Coachella Valley festivals offer something for everyone
APRIL 15, 2015 — Do arts and music festivals matter? The answer is obvious to those who live in the Coachella Valley, which is now recognized worldwide for Modernism Week, the Palm Springs International Film Festival, and the Coachella Valley Music and Arts Festival.
But the question nevertheless elicited some interesting insights among panelists at a special event April 14 that drew more than 130 people to Sunnylands Center & Gardens.
Zócalo Public Square, the Los Angeles-based public events and journalism nonprofit, staged the hour-long discussion before a community audience in collaboration with the James Irvine Foundation, Sunnylands, The Desert Sun, and KCRW. Zócalo Managing Director Dulce Vasquez said her organization is touring the state to “explore the many ways Californians are engaged in the arts today.”
They found no shortage of avenues in the Coachella Valley.
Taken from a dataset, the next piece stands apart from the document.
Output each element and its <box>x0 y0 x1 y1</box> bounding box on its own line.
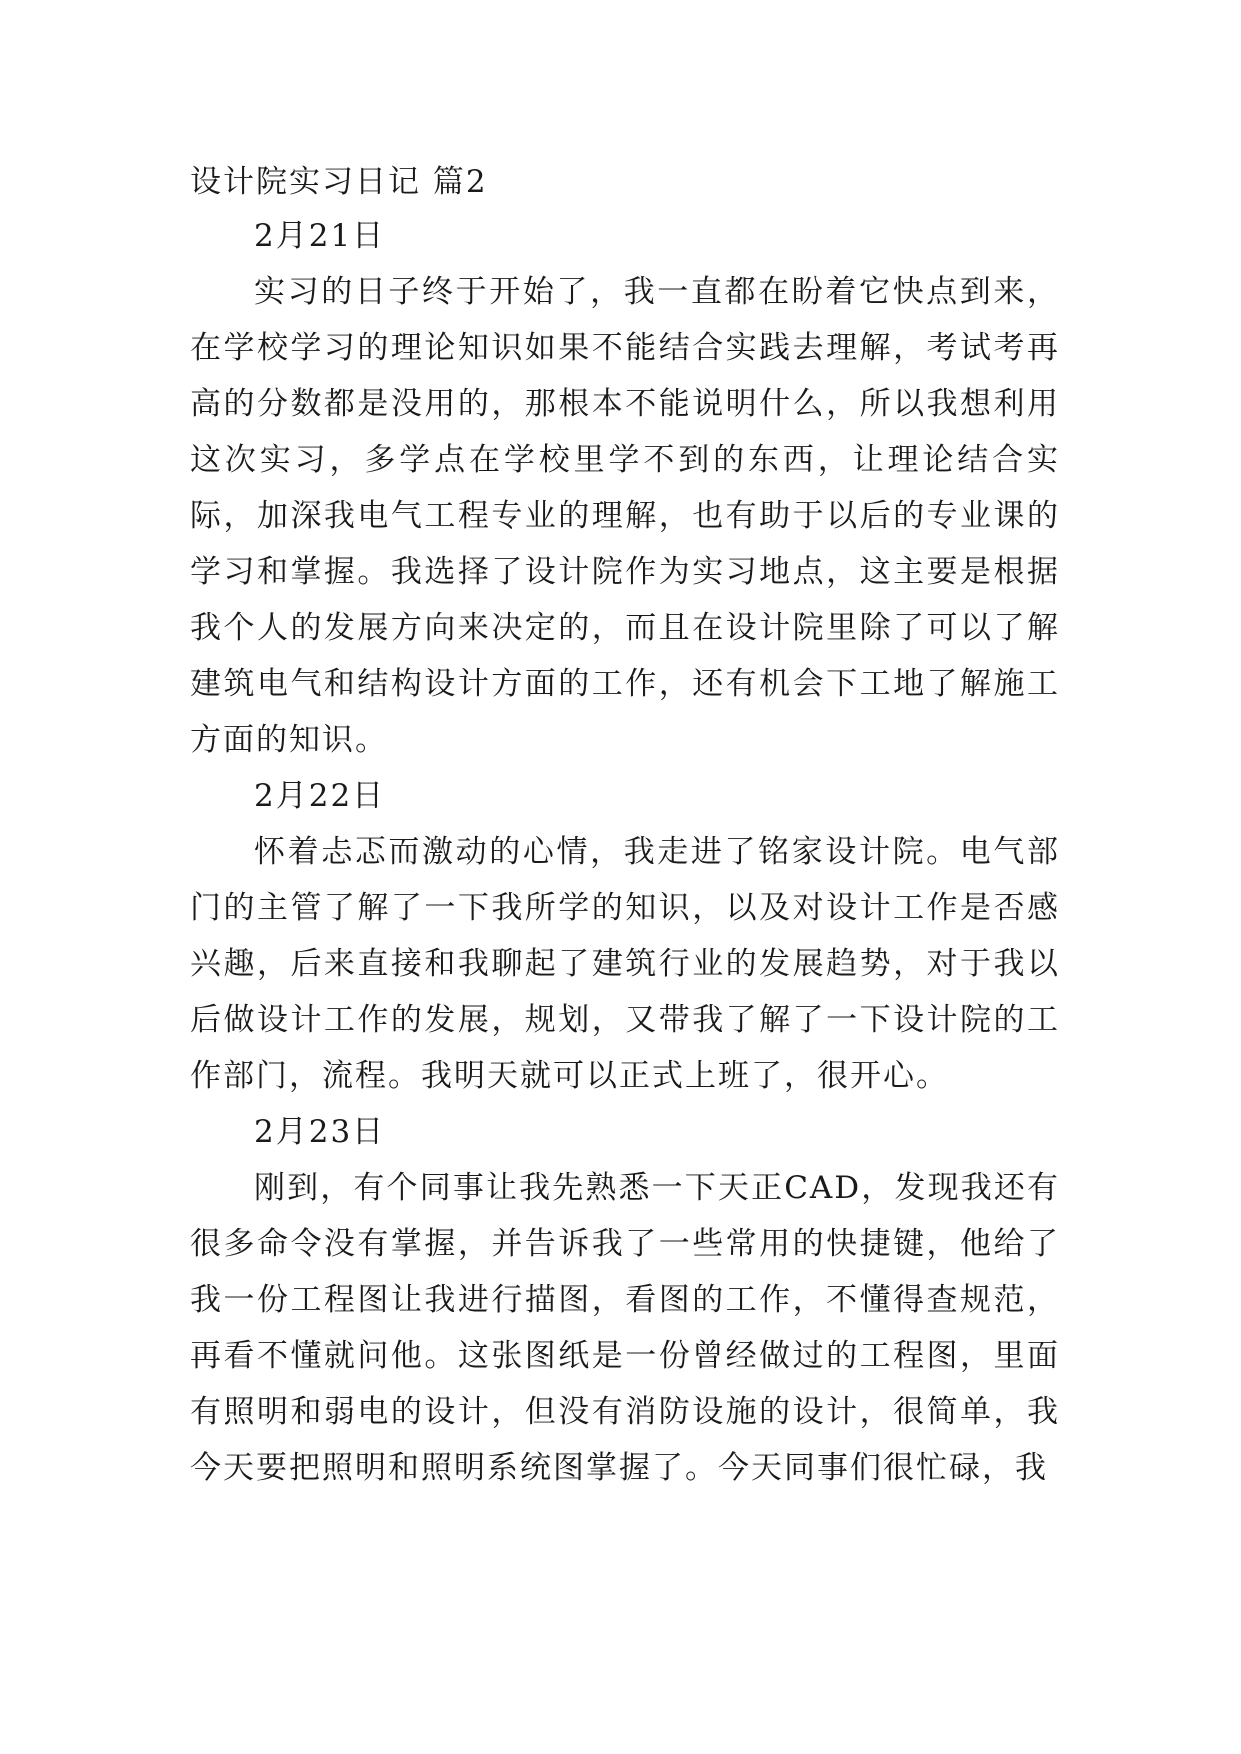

Moderator Bruce Fessier, entertainment writer for The Desert Sun, said his beat largely consists of covering festivals as he named some of the desert’s 15 major arts festivals, from Stagecoach to the Rancho Mirage Writers Festival.
“I’m thrilled to see the growth and diversity in our festival schedule,” said panelist Lisa Vossler Smith, executive director of Modernism Week.
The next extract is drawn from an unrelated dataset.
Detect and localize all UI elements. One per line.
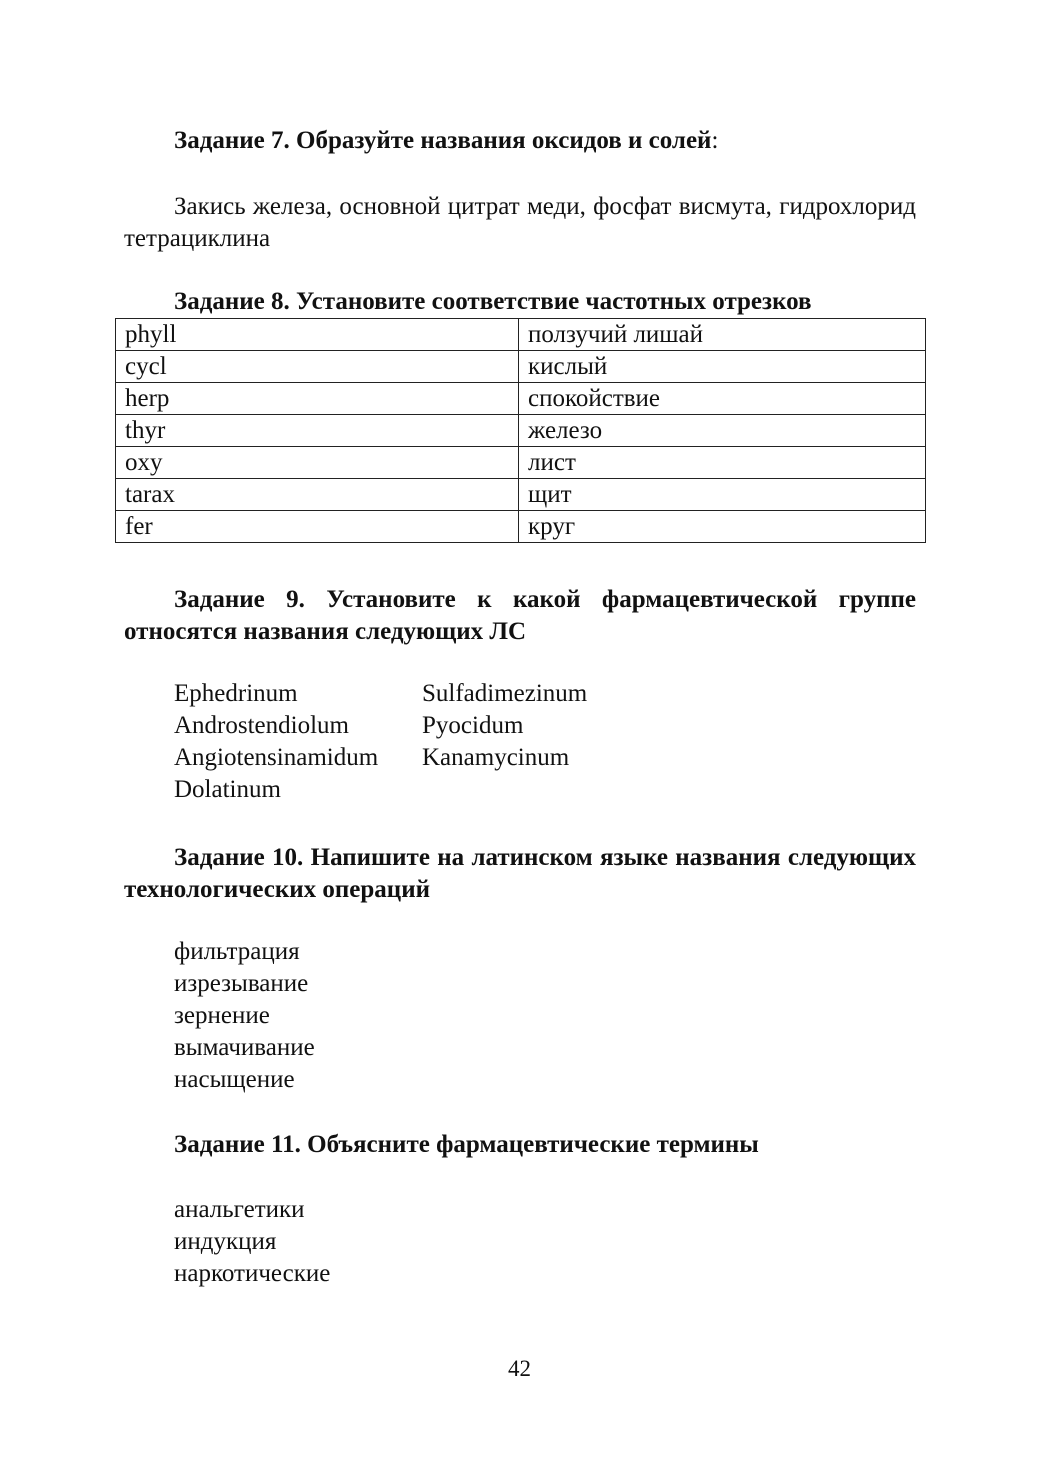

Another panelist, Indio Mayor Lupe Ramos Watson, echoed those remarks, saying each of the region’s festivals appeals to different segments of the community. “Each festival has something to offer a different audience,” she said.
Other panelists were Los Angeles music writer and photographer Steve Appleford and Palm Springs Art Museum deputy education director Irene N. Rodriguez.
Ramos Watson said some of the more successful and enduring festivals are those that have deep community ties, such as the Indio tamale festival and the Riverside County date festival. “The tamale festival came from a councilman who had this crazy idea to make the world’s largest tamale and get us into the Guinness Book of World Records. And we did it!” she said.
Still, much of the discussion centered on the granddaddy of festivals, the Coachella Music and Arts Festival, which, according to Ramos Watson, has a $250 million economic impact on the valley.
“Coachella really knows their audience,” Appleford said, citing the line-up of acts the festival organizers have presented year after year to draw as many as 100,000 people a day to its two-weekend runs.